The book is available in both print and Kindle versions.
#5. On Rounds – 1000 Internal Medicine Pearls – Best Internal Medicine Book for Rounds
Students and junior residents will find the On Rounds: 1000 Internal Medicine Pearls an excellent reference guide. If you are scared of Internal Medicine rounds, this book will ease your transition into becoming resilient and help you recall important information.
The 1000 Internal Medicine Pearls focuses on direct patient care, helping you to identify relevant information that will help you make accurate diagnostic and management decisions. The book explains well areas that are frequently confused and coms with graphics and case studies to improve your learning.
This is not a core textbook about Internal Medicine but a quick starting point for anyone looking for knowledge on how aphorisms translate into practical clinical care.
The book is also available in online format.
To successfully master Internal Medicine, you need expertise in performing a physical examination and detailed patient history. The Bates’ Guide to Physical Examination & History Taking will teach you how to apply to carry out a physical examination and take patient history correctly.
The book walks you step-by-step through the necessary inquiries and reasoning processes you need when approaching a patient complaint. There are dozens of detailed illustrations in the book and procedural information is paired side-by-side with potential diagnoses within one page.
Apart from covering standard diseases and conditions, the Bates’ Guide also dives deeper into the unique considerations that special populations such as the elderly and pregnant women. Other subjects touched in the book include mental/psychiatry health and dermatology.
We recommend the Bates’ Guide for any Internal Medicine practitioner that wants to reinforce their skills in the art of patient physical examination and history taking.

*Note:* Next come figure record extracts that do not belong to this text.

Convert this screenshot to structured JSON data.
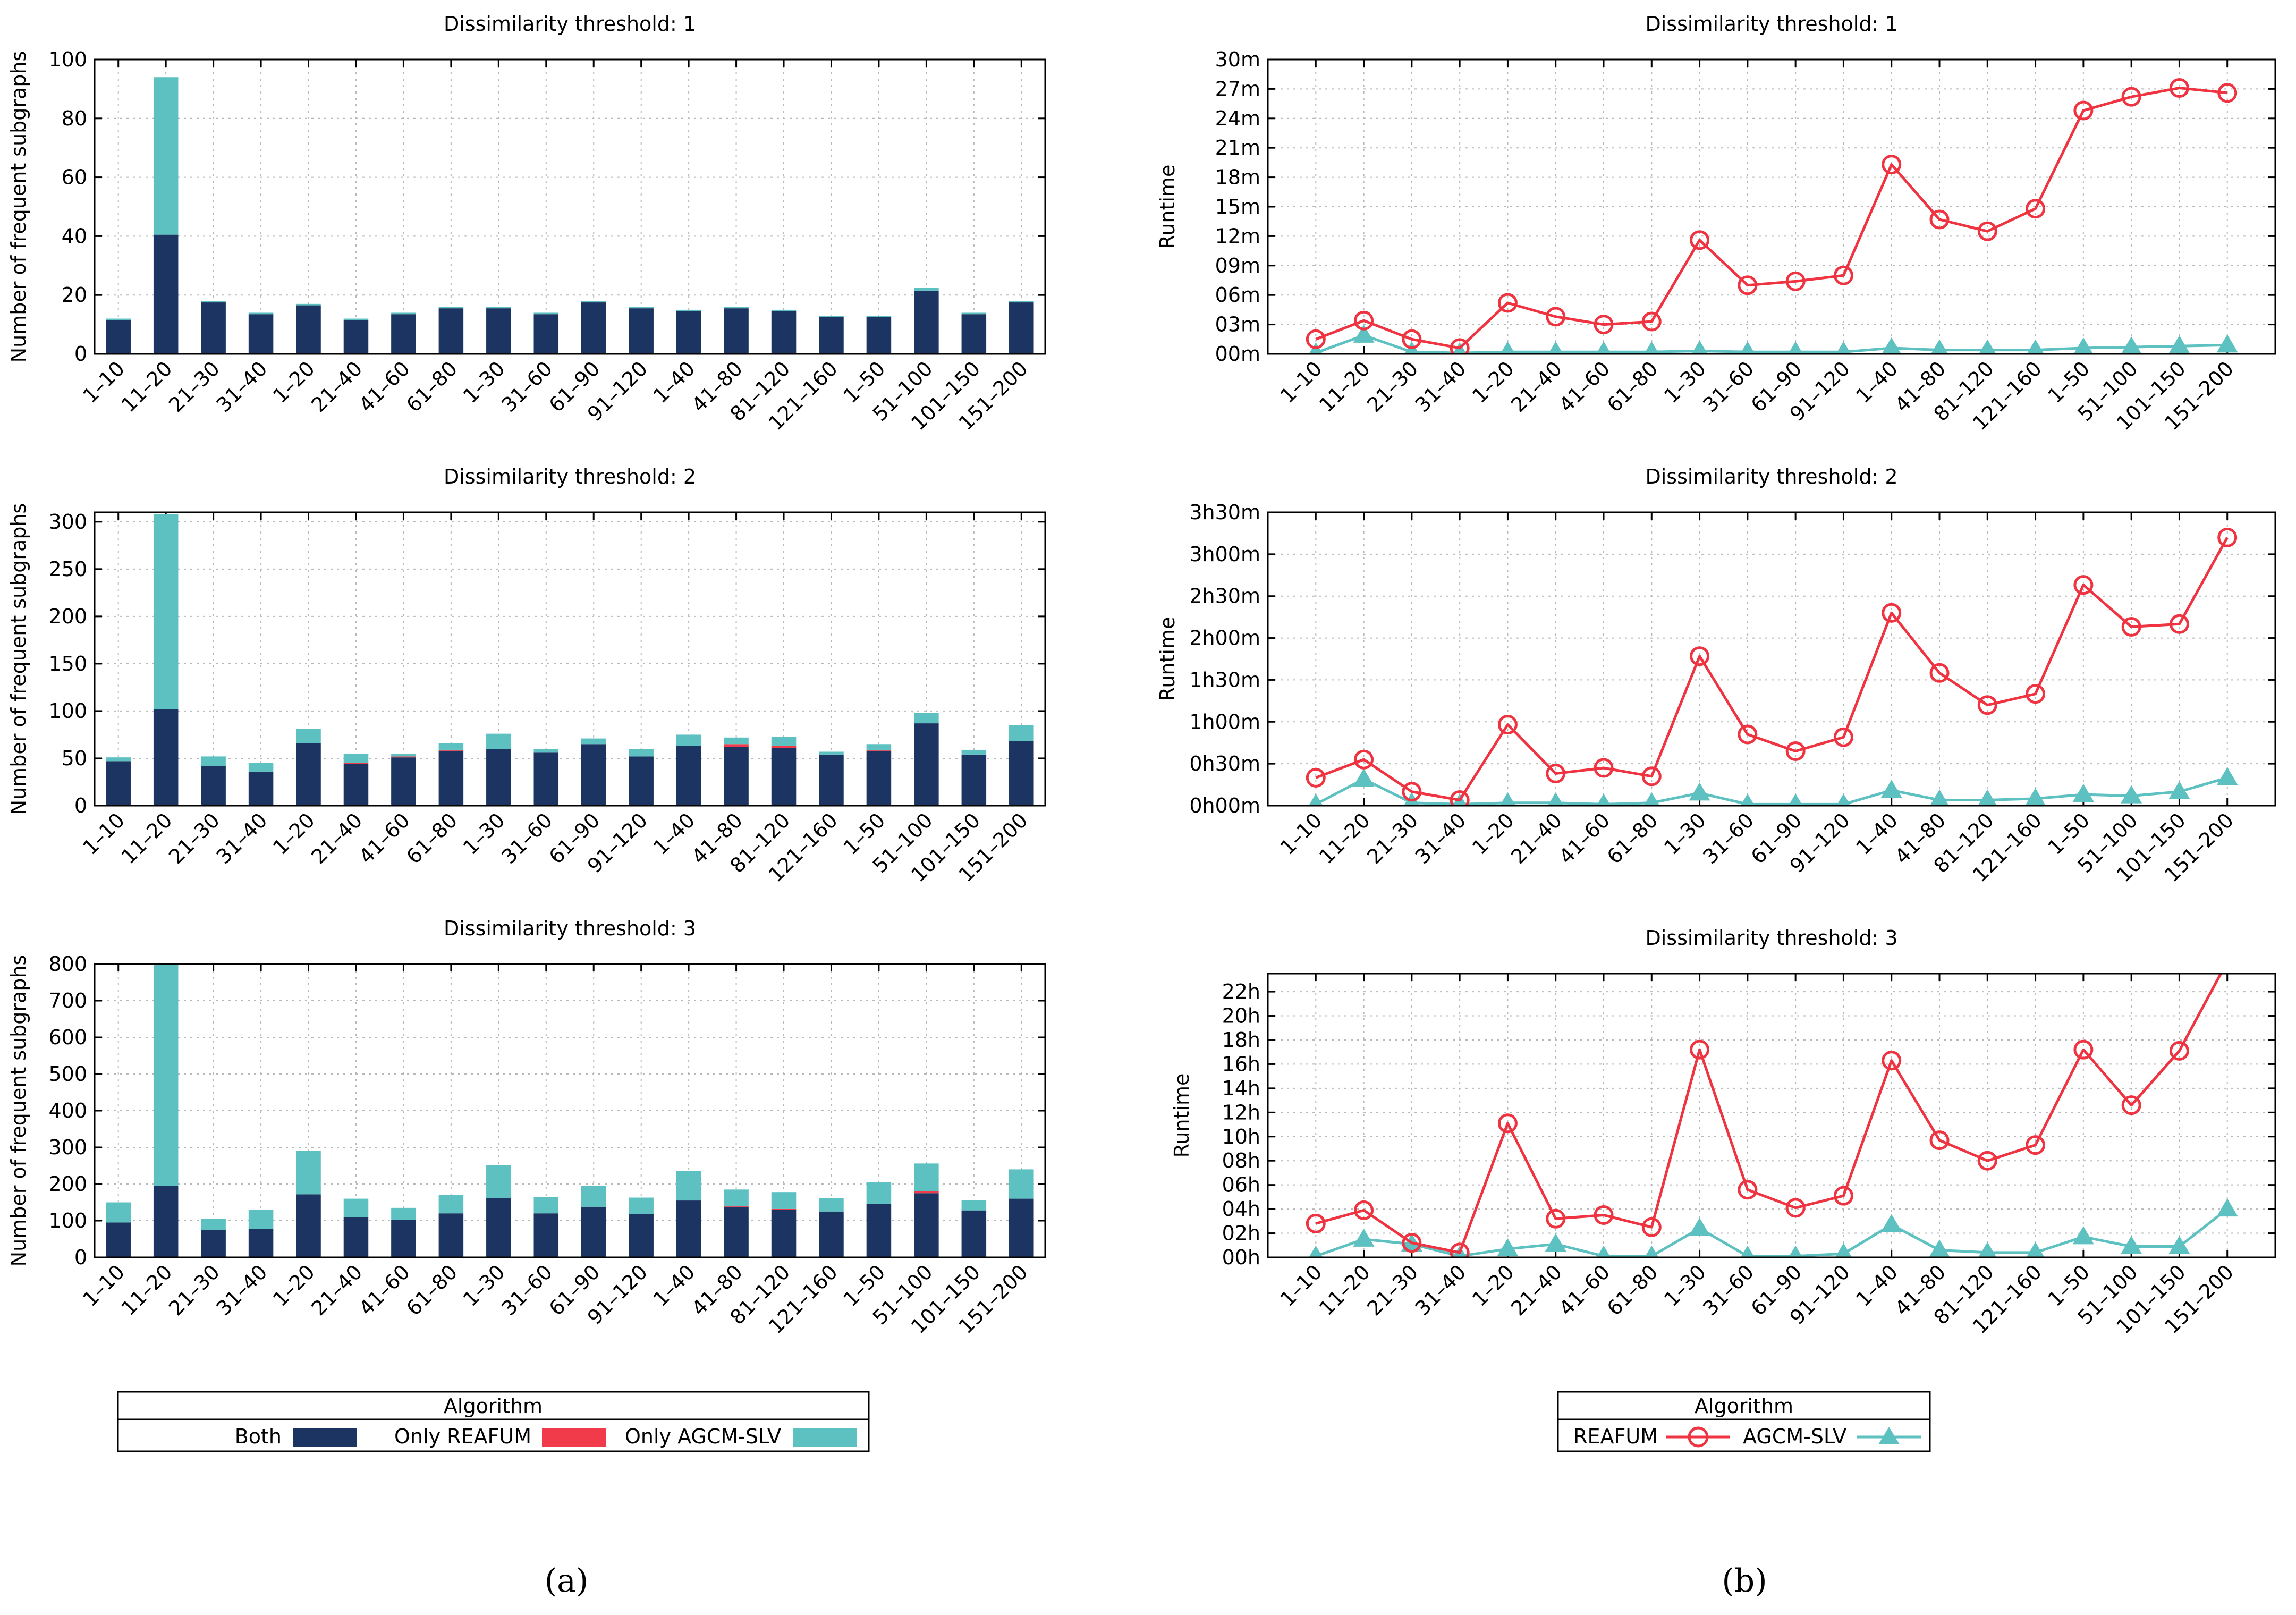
{
  "colors": {
    "both": "#1c3461",
    "only_reafum": "#f23b4a",
    "only_agcm_slv": "#5cc1c0",
    "reafum_line": "#ef3340",
    "agcm_line": "#5cc1c0"
  },
  "panel_labels": {
    "a": "(a)",
    "b": "(b)"
  },
  "chart_data": [
    {
      "type": "bar",
      "stacked": true,
      "title": "Dissimilarity threshold: 1",
      "xlabel": "",
      "ylabel": "Number of frequent subgraphs",
      "categories": [
        "1–10",
        "11–20",
        "21–30",
        "31–40",
        "1–20",
        "21–40",
        "41–60",
        "61–80",
        "1–30",
        "31–60",
        "61–90",
        "91–120",
        "1–40",
        "41–80",
        "81–120",
        "121–160",
        "1–50",
        "51–100",
        "101–150",
        "151–200"
      ],
      "ylim": [
        0,
        100
      ],
      "yticks": [
        0,
        20,
        40,
        60,
        80,
        100
      ],
      "grid": true,
      "series": [
        {
          "name": "Both",
          "color_key": "both",
          "values": [
            11.5,
            40.5,
            17.5,
            13.5,
            16.5,
            11.5,
            13.5,
            15.5,
            15.5,
            13.5,
            17.5,
            15.5,
            14.5,
            15.5,
            14.5,
            12.5,
            12.5,
            21.5,
            13.5,
            17.5
          ]
        },
        {
          "name": "Only REAFUM",
          "color_key": "only_reafum",
          "values": [
            0,
            0,
            0,
            0,
            0,
            0,
            0,
            0,
            0,
            0,
            0,
            0,
            0,
            0,
            0,
            0,
            0,
            0,
            0,
            0
          ]
        },
        {
          "name": "Only AGCM-SLV",
          "color_key": "only_agcm_slv",
          "values": [
            0.5,
            53.5,
            0.5,
            0.5,
            0.5,
            0.5,
            0.5,
            0.5,
            0.5,
            0.5,
            0.5,
            0.5,
            0.5,
            0.5,
            0.5,
            0.5,
            0.5,
            1,
            0.5,
            0.5
          ]
        }
      ]
    },
    {
      "type": "bar",
      "stacked": true,
      "title": "Dissimilarity threshold: 2",
      "xlabel": "",
      "ylabel": "Number of frequent subgraphs",
      "categories": [
        "1–10",
        "11–20",
        "21–30",
        "31–40",
        "1–20",
        "21–40",
        "41–60",
        "61–80",
        "1–30",
        "31–60",
        "61–90",
        "91–120",
        "1–40",
        "41–80",
        "81–120",
        "121–160",
        "1–50",
        "51–100",
        "101–150",
        "151–200"
      ],
      "ylim": [
        0,
        310
      ],
      "yticks": [
        0,
        50,
        100,
        150,
        200,
        250,
        300
      ],
      "grid": true,
      "series": [
        {
          "name": "Both",
          "color_key": "both",
          "values": [
            47,
            102,
            42,
            36,
            66,
            44,
            51,
            58,
            60,
            56,
            65,
            52,
            63,
            62,
            61,
            54,
            58,
            87,
            54,
            68
          ]
        },
        {
          "name": "Only REAFUM",
          "color_key": "only_reafum",
          "values": [
            0,
            0,
            0,
            0,
            0,
            1,
            1,
            1,
            0,
            0,
            0,
            0,
            0,
            3,
            2,
            0,
            1,
            0,
            0,
            0
          ]
        },
        {
          "name": "Only AGCM-SLV",
          "color_key": "only_agcm_slv",
          "values": [
            4,
            206,
            10,
            9,
            15,
            10,
            3,
            7,
            16,
            4,
            6,
            8,
            12,
            7,
            10,
            3,
            6,
            11,
            5,
            17
          ]
        }
      ]
    },
    {
      "type": "bar",
      "stacked": true,
      "title": "Dissimilarity threshold: 3",
      "xlabel": "",
      "ylabel": "Number of frequent subgraphs",
      "categories": [
        "1–10",
        "11–20",
        "21–30",
        "31–40",
        "1–20",
        "21–40",
        "41–60",
        "61–80",
        "1–30",
        "31–60",
        "61–90",
        "91–120",
        "1–40",
        "41–80",
        "81–120",
        "121–160",
        "1–50",
        "51–100",
        "101–150",
        "151–200"
      ],
      "ylim": [
        0,
        800
      ],
      "yticks": [
        0,
        100,
        200,
        300,
        400,
        500,
        600,
        700,
        800
      ],
      "grid": true,
      "series": [
        {
          "name": "Both",
          "color_key": "both",
          "values": [
            95,
            195,
            75,
            78,
            172,
            110,
            102,
            120,
            162,
            120,
            138,
            118,
            155,
            138,
            130,
            125,
            145,
            175,
            128,
            160
          ]
        },
        {
          "name": "Only REAFUM",
          "color_key": "only_reafum",
          "values": [
            0,
            0,
            0,
            0,
            0,
            0,
            0,
            0,
            0,
            0,
            0,
            0,
            0,
            2,
            2,
            0,
            0,
            6,
            0,
            0
          ]
        },
        {
          "name": "Only AGCM-SLV",
          "color_key": "only_agcm_slv",
          "values": [
            55,
            605,
            30,
            52,
            118,
            50,
            33,
            50,
            90,
            45,
            57,
            45,
            80,
            45,
            46,
            37,
            60,
            75,
            28,
            80
          ]
        }
      ]
    },
    {
      "type": "line",
      "title": "Dissimilarity threshold: 1",
      "xlabel": "",
      "ylabel": "Runtime",
      "units": "minutes",
      "categories": [
        "1–10",
        "11–20",
        "21–30",
        "31–40",
        "1–20",
        "21–40",
        "41–60",
        "61–80",
        "1–30",
        "31–60",
        "61–90",
        "91–120",
        "1–40",
        "41–80",
        "81–120",
        "121–160",
        "1–50",
        "51–100",
        "101–150",
        "151–200"
      ],
      "ylim": [
        0,
        30
      ],
      "yticks": [
        0,
        3,
        6,
        9,
        12,
        15,
        18,
        21,
        24,
        27,
        30
      ],
      "ytick_labels": [
        "00m",
        "03m",
        "06m",
        "09m",
        "12m",
        "15m",
        "18m",
        "21m",
        "24m",
        "27m",
        "30m"
      ],
      "grid": true,
      "series": [
        {
          "name": "REAFUM",
          "color_key": "reafum_line",
          "marker": "circle",
          "values": [
            1.5,
            3.4,
            1.5,
            0.6,
            5.2,
            3.8,
            3.0,
            3.3,
            11.6,
            7.0,
            7.4,
            8.0,
            19.3,
            13.7,
            12.5,
            14.8,
            24.8,
            26.2,
            27.1,
            26.6
          ]
        },
        {
          "name": "AGCM-SLV",
          "color_key": "agcm_line",
          "marker": "triangle",
          "values": [
            0.1,
            1.9,
            0.2,
            0.1,
            0.2,
            0.2,
            0.2,
            0.2,
            0.3,
            0.2,
            0.2,
            0.2,
            0.6,
            0.4,
            0.4,
            0.4,
            0.6,
            0.7,
            0.8,
            0.9
          ]
        }
      ]
    },
    {
      "type": "line",
      "title": "Dissimilarity threshold: 2",
      "xlabel": "",
      "ylabel": "Runtime",
      "units": "minutes",
      "categories": [
        "1–10",
        "11–20",
        "21–30",
        "31–40",
        "1–20",
        "21–40",
        "41–60",
        "61–80",
        "1–30",
        "31–60",
        "61–90",
        "91–120",
        "1–40",
        "41–80",
        "81–120",
        "121–160",
        "1–50",
        "51–100",
        "101–150",
        "151–200"
      ],
      "ylim": [
        0,
        210
      ],
      "yticks": [
        0,
        30,
        60,
        90,
        120,
        150,
        180,
        210
      ],
      "ytick_labels": [
        "0h00m",
        "0h30m",
        "1h00m",
        "1h30m",
        "2h00m",
        "2h30m",
        "3h00m",
        "3h30m"
      ],
      "grid": true,
      "series": [
        {
          "name": "REAFUM",
          "color_key": "reafum_line",
          "marker": "circle",
          "values": [
            20,
            33,
            10,
            4,
            58,
            23,
            27,
            21,
            107,
            51,
            39,
            49,
            138,
            95,
            72,
            80,
            158,
            128,
            130,
            192
          ]
        },
        {
          "name": "AGCM-SLV",
          "color_key": "agcm_line",
          "marker": "triangle",
          "values": [
            1,
            19,
            2,
            1,
            2,
            2,
            1,
            2,
            9,
            1,
            1,
            1,
            11,
            4,
            4,
            5,
            8,
            7,
            10,
            20
          ]
        }
      ]
    },
    {
      "type": "line",
      "title": "Dissimilarity threshold: 3",
      "xlabel": "",
      "ylabel": "Runtime",
      "units": "hours",
      "categories": [
        "1–10",
        "11–20",
        "21–30",
        "31–40",
        "1–20",
        "21–40",
        "41–60",
        "61–80",
        "1–30",
        "31–60",
        "61–90",
        "91–120",
        "1–40",
        "41–80",
        "81–120",
        "121–160",
        "1–50",
        "51–100",
        "101–150",
        "151–200"
      ],
      "ylim": [
        0,
        23.5
      ],
      "yticks": [
        0,
        2,
        4,
        6,
        8,
        10,
        12,
        14,
        16,
        18,
        20,
        22
      ],
      "ytick_labels": [
        "00h",
        "02h",
        "04h",
        "06h",
        "08h",
        "10h",
        "12h",
        "14h",
        "16h",
        "18h",
        "20h",
        "22h"
      ],
      "grid": true,
      "clip": true,
      "series": [
        {
          "name": "REAFUM",
          "color_key": "reafum_line",
          "marker": "circle",
          "values": [
            2.8,
            3.9,
            1.2,
            0.4,
            11.1,
            3.2,
            3.5,
            2.5,
            17.2,
            5.6,
            4.1,
            5.1,
            16.3,
            9.7,
            8.0,
            9.3,
            17.2,
            12.6,
            17.1,
            24.5
          ]
        },
        {
          "name": "AGCM-SLV",
          "color_key": "agcm_line",
          "marker": "triangle",
          "values": [
            0.1,
            1.5,
            1.1,
            0.1,
            0.7,
            1.1,
            0.1,
            0.1,
            2.4,
            0.1,
            0.1,
            0.3,
            2.7,
            0.6,
            0.4,
            0.4,
            1.7,
            0.9,
            0.9,
            4.0
          ]
        }
      ]
    }
  ],
  "legend_a": {
    "title": "Algorithm",
    "entries": [
      "Both",
      "Only REAFUM",
      "Only AGCM-SLV"
    ]
  },
  "legend_b": {
    "title": "Algorithm",
    "entries": [
      "REAFUM",
      "AGCM-SLV"
    ]
  }
}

#7. Step Up to Medicine – Best Internal Medicine Book for Students
The Step Up to Medicine was specifically published to help students survive their clinical rotations. When you move from the classroom to the wards, you will have to memorize large volumes of material. To make your transition to the wards easier, you should get the Step Up to Medicine book.
The book combines clinical pearls and has dozens of helpful illustrations that will help to improve your performance on rotations. The information will also help you be well prepared for exams like the USMLE Step 2.
Some of the topics covered in the book include ethical considerations, physical exam skills, EKG interpretation, and radiology. We also love the exam questions included in the book that will test your understanding of the concepts you have read.
The Step Up to Medicine is a value resource for students in their clinical years regardless of their ultimate specialty.
The John Hopkins Internal Medicine Board Review is another helpful resource for Internal Medicine practitioners. This book is highly recommended for anyone who prefers self-studying and diving deeper into the concepts of Internal Medicine. The information in the book is also designed to help you with the board recertification process.
Like other books for internal medicine, the John Hopkins Internal Medicine Board Review has dozens of images and charts to cement your understanding of the information provided. There are also over 1000 questions you can go through to assess your Internal Medicine knowledge.
We recommend this book for practitioners looking to study for the boards.
Editors’ Verdict: Which is the Best Internal Medicine Book?
As you progress through your Internal Medicine training, some books will become more relevant and others less depending on the state you are in.
To get into Internal Medicine rotation, you will have to go through the USMLE Step 1 study books and pass the exam. From there, you will be ready for direct patient care and experience with patients
During the first year of Internship, you will need the Pocket Medicine. This guide will help you get information quickly when you are in bed. If you would like more in-depth reading, we recommend you also get the Harrison’s Internal Medicine.